Indeed, research has shown that some of the biggest sources and beneficiaries of corruption are outside Africa, and this has always been the case.
When somebody gives you addictive drugs with one hand and offers the cure with the other, it is not altruism, but a form of control that encourages passivity.
In the absence of a politics that values individual integrity, even well-established institutions are not enough to deter wrongdoing, as has been demonstrated by repeated scandals in advanced economies at the top of international transparency rankings.
That is why it is past time to redefine transparency as a global objective that requires us all to work together with mutual respect.
Corruption does not take decades to eradicate. Huge gains can be made relatively quickly, once we decide to break the habit.
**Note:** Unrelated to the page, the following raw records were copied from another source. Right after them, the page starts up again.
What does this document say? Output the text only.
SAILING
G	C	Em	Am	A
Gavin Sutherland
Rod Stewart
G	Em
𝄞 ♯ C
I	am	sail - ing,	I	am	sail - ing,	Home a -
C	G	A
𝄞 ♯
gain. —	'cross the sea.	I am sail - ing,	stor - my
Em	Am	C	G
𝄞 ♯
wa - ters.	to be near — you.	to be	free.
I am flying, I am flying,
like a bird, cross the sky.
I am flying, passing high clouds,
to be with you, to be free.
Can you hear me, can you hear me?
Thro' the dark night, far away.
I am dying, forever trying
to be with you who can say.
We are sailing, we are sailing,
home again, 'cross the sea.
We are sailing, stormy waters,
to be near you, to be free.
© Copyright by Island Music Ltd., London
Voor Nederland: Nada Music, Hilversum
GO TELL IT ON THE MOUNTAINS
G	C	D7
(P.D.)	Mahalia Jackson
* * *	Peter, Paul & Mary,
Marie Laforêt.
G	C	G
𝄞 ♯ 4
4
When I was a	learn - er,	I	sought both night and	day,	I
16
That brings me to responsibility. This principle is inherent to our respective cultures in Africa. We are in charge of our own future.
The purpose of transparency is not to impress others, but rather to make our own societies better because that is what our people expect.
The third and fourth foundation stones are accountability and effectiveness.
Without transparency, it is impossible to earn and keep the trust of the people.
And without trust, we will not be able to effectively use national wealth to make measurable improvements to the well-being of citizens.
President Kagame of Rwanda made these remarks at the National Democracy Day Anti-Corruption Summit in Abuja.